Sébastien Lecornu a souligné que le gouvernement ne souhaite pas intervenir directement sur les prix à la pompe, expliquant que de telles mesures pourraient générer des conséquences fiscales négatives pour l'État. « Aucun chèque, aucune mesure globale à l'aveugle ne seront efficaces dans la crise actuelle », a-t-il insisté, en réponse aux critiques de ses opposants politiques. Dans ce contexte, il a notamment cité Marine Le Pen, qui l'a accusé de profiter de la situation actuelle.

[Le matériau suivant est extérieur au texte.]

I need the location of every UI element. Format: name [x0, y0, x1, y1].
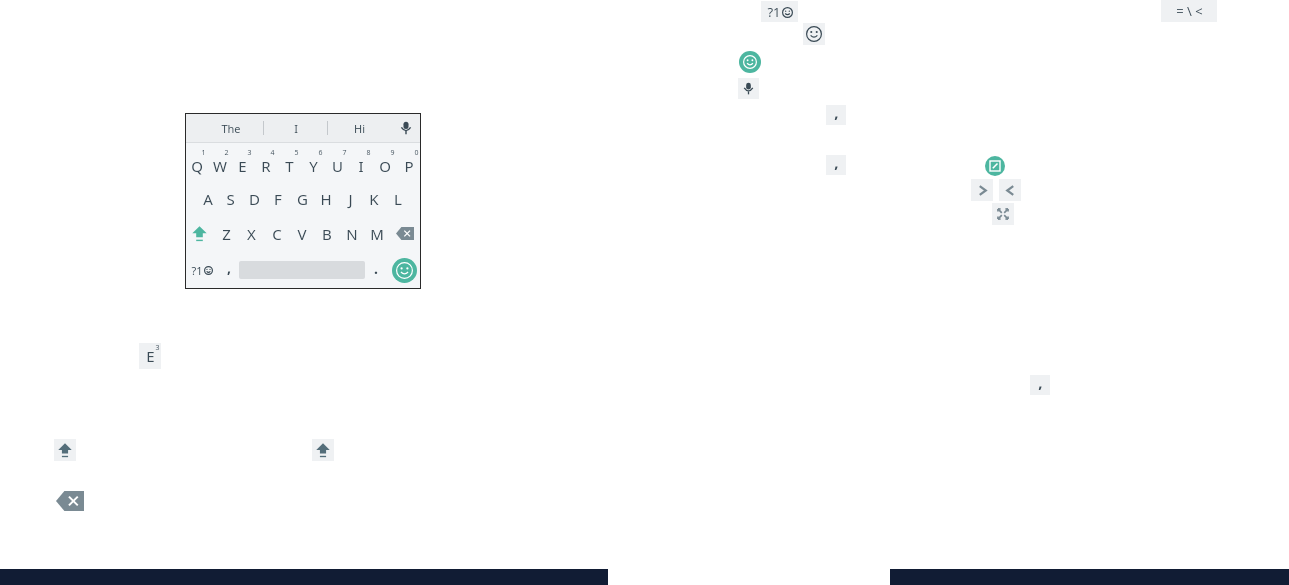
staticText: = \ < — [1176, 2, 1203, 20]
staticText: H — [320, 189, 332, 209]
button[interactable]: Delete — [389, 216, 421, 251]
button[interactable]: Move left — [999, 179, 1021, 201]
button[interactable]: S — [219, 181, 242, 216]
button[interactable]: The — [199, 113, 263, 143]
button[interactable]: , — [826, 105, 846, 125]
staticText: A — [203, 189, 213, 209]
staticText: D — [249, 189, 260, 209]
staticText: X — [247, 224, 256, 244]
staticText: , — [834, 102, 839, 122]
staticText: S — [226, 189, 235, 209]
button[interactable]: Shift — [185, 216, 213, 251]
staticText: Z — [222, 224, 231, 244]
staticText: 2 — [224, 148, 229, 158]
staticText: L — [394, 189, 402, 209]
button[interactable]: Emoji — [387, 251, 421, 289]
button[interactable]: Shift — [312, 439, 334, 461]
staticText: F — [274, 189, 282, 209]
button[interactable]: B — [314, 216, 339, 251]
button[interactable]: P — [397, 145, 421, 181]
button[interactable]: N — [339, 216, 364, 251]
button[interactable]: , — [1030, 375, 1050, 395]
button[interactable]: E — [231, 145, 254, 181]
button[interactable]: V — [289, 216, 314, 251]
button[interactable]: K — [362, 181, 386, 216]
staticText: ?1 — [191, 263, 203, 278]
staticText: Hi — [354, 121, 365, 136]
staticText: 5 — [294, 148, 299, 158]
staticText: , — [227, 258, 231, 277]
staticText: 0 — [414, 148, 419, 158]
button[interactable]: R — [254, 145, 277, 181]
staticText: P — [404, 156, 414, 176]
button[interactable]: X — [239, 216, 264, 251]
button[interactable]: Hi — [328, 113, 391, 143]
staticText: , — [1038, 372, 1043, 392]
staticText: 3 — [155, 343, 160, 353]
staticText: M — [370, 224, 384, 244]
staticText: . — [374, 259, 378, 278]
staticText: ?1 — [767, 3, 781, 21]
staticText: The — [221, 121, 241, 136]
staticText: V — [297, 224, 307, 244]
button[interactable]: , — [826, 155, 846, 175]
button[interactable]: W — [208, 145, 231, 181]
staticText: 4 — [270, 148, 275, 158]
staticText: I — [358, 156, 364, 176]
staticText: N — [346, 224, 358, 244]
staticText: Q — [191, 156, 203, 176]
staticText: E — [146, 346, 155, 366]
button[interactable]: Y — [301, 145, 325, 181]
button[interactable]: C — [264, 216, 289, 251]
button[interactable]: = \ < — [1161, 0, 1217, 22]
button[interactable]: Expand — [992, 203, 1014, 225]
staticText: 8 — [366, 148, 371, 158]
staticText: R — [261, 156, 271, 176]
button[interactable]: I — [349, 145, 373, 181]
staticText: E — [238, 156, 247, 176]
button[interactable]: T — [277, 145, 301, 181]
button[interactable]: U — [325, 145, 349, 181]
staticText: J — [348, 189, 353, 209]
button[interactable]: O — [373, 145, 397, 181]
button[interactable]: Voice input — [391, 113, 421, 143]
staticText: B — [322, 224, 332, 244]
button[interactable]: G — [290, 181, 314, 216]
staticText: K — [369, 189, 379, 209]
staticText: T — [285, 156, 294, 176]
button[interactable]: ?1 — [185, 251, 219, 289]
button[interactable]: D — [242, 181, 266, 216]
button[interactable]: Z — [213, 216, 239, 251]
staticText: O — [379, 156, 391, 176]
staticText: Y — [309, 156, 318, 176]
button[interactable]: Delete — [56, 491, 84, 511]
button[interactable]: F — [266, 181, 290, 216]
staticText: U — [332, 156, 343, 176]
staticText: , — [834, 152, 839, 172]
button[interactable]: L — [386, 181, 410, 216]
staticText: C — [272, 224, 282, 244]
button[interactable]: ?1 — [761, 1, 798, 22]
staticText: 7 — [342, 148, 347, 158]
staticText: W — [213, 156, 227, 176]
button[interactable]: Shift — [54, 439, 76, 461]
staticText: G — [297, 189, 308, 209]
staticText: I — [294, 121, 298, 136]
button[interactable]: . — [365, 251, 387, 289]
button[interactable]: J — [338, 181, 362, 216]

Pour alléger le fardeau que représente la flambée des prix pour les consommateurs, le Premier ministre a également rejeté l’idée d’un chèque spécifique. « Derrière chaque chèque se cachent généralement un impôt ou une répercussion très grave sur le déficit public », a-t-il justifié.
Il a attiré l'attention sur un autre aspect critique de la crise actuelle, mentionnant qu’« il n’y a pas de risque de pénurie, mais un risque sur l'approvisionnement ». Lecornu a appelé à une transformation structurelle des habitudes énergétiques, plaidant pour un passage accéléré vers des sources d'énergie renouvelables ainsi qu’un soutien au développement du nucléaire, conformément aux objectifs définis dans la programmation pluriannuelle de l'énergie récemment présentée par le gouvernement. Cette approche, selon lui, est essentielle pour réduire la dépendance accrue aux énergies fossiles et s'armer contre les crises à venir.
En somme, le discours de Sébastien Lecornu souligne un enjeu crucial pour la France et son avenir énergétique, exigeant une transition vers des modèles de consommation plus durables et moins vulnérables aux fluctuations des marchés mondiaux.